Historically, U.S. capital markets have been successful because of the transparency, accountability, and oversight required by regulations. Investors both here and abroad have confidence in the investments they make because they know companies are required to be transparent and the Securities and Exchange Commission (SEC) is obligated to perform oversight. However, large companies are now using exemptions designed for small businesses. This has resulted in an expansion of the private securities market, which is riskier than the public securities market because there are fewer and, in some cases, no disclosures required. H.R. 2799 would exacerbate these problems by allowing large companies to evade disclosure requirements and SEC oversight. The bill also reduces incentives for companies to go public through an initial public offering (IPO) which will deprive investors, including working families and retirees, of transparent investment opportunities.

Everyday Americans invest their hard-earned money to save for their education, travel, buying a home, and retirement. H.R. 2799 threatens the existing regulations that protect everyday Americans from risky investments that would put their livelihoods in jeopardy. Under current regulation, financial professionals or companies are required to only sell private securities to investors who have access to reliable information, have a demonstrated ability to understand the risks, and have the financial wherewithal to absorb potentially severe investment losses.

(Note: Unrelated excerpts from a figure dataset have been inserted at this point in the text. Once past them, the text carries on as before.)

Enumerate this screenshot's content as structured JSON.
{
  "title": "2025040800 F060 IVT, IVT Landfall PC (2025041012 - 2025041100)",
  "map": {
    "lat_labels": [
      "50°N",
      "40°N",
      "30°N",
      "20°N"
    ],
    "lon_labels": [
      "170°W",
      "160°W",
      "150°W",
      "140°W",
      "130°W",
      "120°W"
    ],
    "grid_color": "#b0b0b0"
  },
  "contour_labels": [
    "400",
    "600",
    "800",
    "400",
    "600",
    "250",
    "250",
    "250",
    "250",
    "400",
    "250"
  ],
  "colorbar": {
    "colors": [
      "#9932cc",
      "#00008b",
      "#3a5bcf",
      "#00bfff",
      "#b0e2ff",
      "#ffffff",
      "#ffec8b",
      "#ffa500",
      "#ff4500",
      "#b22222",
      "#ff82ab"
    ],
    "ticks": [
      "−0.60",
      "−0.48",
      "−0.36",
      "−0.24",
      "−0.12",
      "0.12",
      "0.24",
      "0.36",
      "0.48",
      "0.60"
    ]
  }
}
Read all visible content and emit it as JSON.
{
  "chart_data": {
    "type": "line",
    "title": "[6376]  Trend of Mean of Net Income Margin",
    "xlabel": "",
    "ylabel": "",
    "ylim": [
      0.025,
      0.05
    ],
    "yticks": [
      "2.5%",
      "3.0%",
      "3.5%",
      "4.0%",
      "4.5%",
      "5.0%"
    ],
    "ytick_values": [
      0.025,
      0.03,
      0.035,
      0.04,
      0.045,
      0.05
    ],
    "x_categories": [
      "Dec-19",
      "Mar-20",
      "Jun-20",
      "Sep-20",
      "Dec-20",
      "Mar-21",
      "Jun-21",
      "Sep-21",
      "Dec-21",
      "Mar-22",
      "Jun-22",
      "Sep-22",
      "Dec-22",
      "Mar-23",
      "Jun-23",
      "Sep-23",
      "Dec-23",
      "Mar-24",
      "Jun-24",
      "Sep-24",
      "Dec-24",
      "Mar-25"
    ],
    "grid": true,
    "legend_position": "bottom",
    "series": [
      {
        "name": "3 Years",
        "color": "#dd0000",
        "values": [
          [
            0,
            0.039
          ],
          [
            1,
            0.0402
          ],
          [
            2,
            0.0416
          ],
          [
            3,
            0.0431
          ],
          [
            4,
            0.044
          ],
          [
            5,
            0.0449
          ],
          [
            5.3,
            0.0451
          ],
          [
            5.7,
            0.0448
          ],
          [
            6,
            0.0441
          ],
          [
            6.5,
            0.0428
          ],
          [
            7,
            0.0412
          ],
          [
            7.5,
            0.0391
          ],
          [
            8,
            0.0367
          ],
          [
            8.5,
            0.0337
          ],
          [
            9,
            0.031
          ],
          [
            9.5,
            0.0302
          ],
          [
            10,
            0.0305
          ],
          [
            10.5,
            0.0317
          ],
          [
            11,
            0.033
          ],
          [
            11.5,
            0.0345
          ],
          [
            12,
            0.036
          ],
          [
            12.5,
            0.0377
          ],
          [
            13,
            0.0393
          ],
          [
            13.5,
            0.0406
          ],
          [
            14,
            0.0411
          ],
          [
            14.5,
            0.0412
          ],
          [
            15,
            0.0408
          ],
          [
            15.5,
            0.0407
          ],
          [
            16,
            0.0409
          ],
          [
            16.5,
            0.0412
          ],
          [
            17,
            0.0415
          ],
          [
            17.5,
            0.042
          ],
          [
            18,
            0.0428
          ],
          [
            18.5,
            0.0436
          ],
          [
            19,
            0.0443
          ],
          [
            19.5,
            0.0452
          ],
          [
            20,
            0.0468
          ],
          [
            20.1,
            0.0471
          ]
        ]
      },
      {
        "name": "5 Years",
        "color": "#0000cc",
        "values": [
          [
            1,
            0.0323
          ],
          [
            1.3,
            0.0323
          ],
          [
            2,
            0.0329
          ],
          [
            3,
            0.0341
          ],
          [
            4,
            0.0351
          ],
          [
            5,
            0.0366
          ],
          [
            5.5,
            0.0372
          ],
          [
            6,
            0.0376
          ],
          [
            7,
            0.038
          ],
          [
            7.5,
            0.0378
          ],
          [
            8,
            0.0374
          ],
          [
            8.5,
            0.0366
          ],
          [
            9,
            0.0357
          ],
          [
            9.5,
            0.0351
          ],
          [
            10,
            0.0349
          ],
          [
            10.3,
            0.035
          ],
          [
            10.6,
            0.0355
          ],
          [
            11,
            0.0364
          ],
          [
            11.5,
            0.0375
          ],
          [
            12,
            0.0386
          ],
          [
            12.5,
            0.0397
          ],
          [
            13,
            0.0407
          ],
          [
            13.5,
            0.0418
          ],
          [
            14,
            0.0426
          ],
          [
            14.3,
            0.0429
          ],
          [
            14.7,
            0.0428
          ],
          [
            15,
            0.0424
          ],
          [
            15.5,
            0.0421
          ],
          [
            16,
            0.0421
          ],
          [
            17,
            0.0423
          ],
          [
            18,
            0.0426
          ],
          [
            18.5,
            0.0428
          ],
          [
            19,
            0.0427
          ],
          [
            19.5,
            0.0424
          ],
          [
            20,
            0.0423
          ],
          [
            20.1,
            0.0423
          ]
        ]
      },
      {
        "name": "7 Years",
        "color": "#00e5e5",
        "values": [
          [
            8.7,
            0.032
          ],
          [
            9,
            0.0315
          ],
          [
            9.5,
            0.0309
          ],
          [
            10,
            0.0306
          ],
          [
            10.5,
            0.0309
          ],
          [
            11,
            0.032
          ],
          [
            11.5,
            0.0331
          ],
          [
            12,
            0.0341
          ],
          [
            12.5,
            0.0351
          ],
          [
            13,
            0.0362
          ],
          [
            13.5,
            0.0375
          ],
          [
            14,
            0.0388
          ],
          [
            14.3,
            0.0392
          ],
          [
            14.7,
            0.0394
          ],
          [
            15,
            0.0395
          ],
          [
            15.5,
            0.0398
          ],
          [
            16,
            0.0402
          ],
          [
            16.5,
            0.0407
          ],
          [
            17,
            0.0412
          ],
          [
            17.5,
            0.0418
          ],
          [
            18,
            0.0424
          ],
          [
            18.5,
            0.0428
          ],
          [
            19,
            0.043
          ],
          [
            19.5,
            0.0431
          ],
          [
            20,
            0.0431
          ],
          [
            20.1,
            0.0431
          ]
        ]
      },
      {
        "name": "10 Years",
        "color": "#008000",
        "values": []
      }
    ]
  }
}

H.R. 2799 removes these safeguards, allowing financial middlemen to peddle risky private securities to unsuspecting, hard- working Americans. H.R. 2799 sets everyday American investors up to fail.

H.R. 2799 also includes anti-worker provisions that will harm gig- workers like rideshare drivers, food delivery providers, and on-demand caregivers. The State of Minnesota has been working hard to prevent the misclassification of gig-workers workers as independent contractors and provide stronger protections for these workers. H.R. 2799 would preempt these efforts in Minnesota and around the country by prohibiting the classification of gig-workers as employees. This provision would cut off gig-workers' access to essential state-based rights and benefits like a minimum wage, unemployment insurance, overtime pay, health benefits, and workers compensation.

Mr. Chair, H.R. 2799 eliminates crucial investor protections which would expose the investments of American families and seniors to financial fraud. I urge my colleagues to oppose the bill.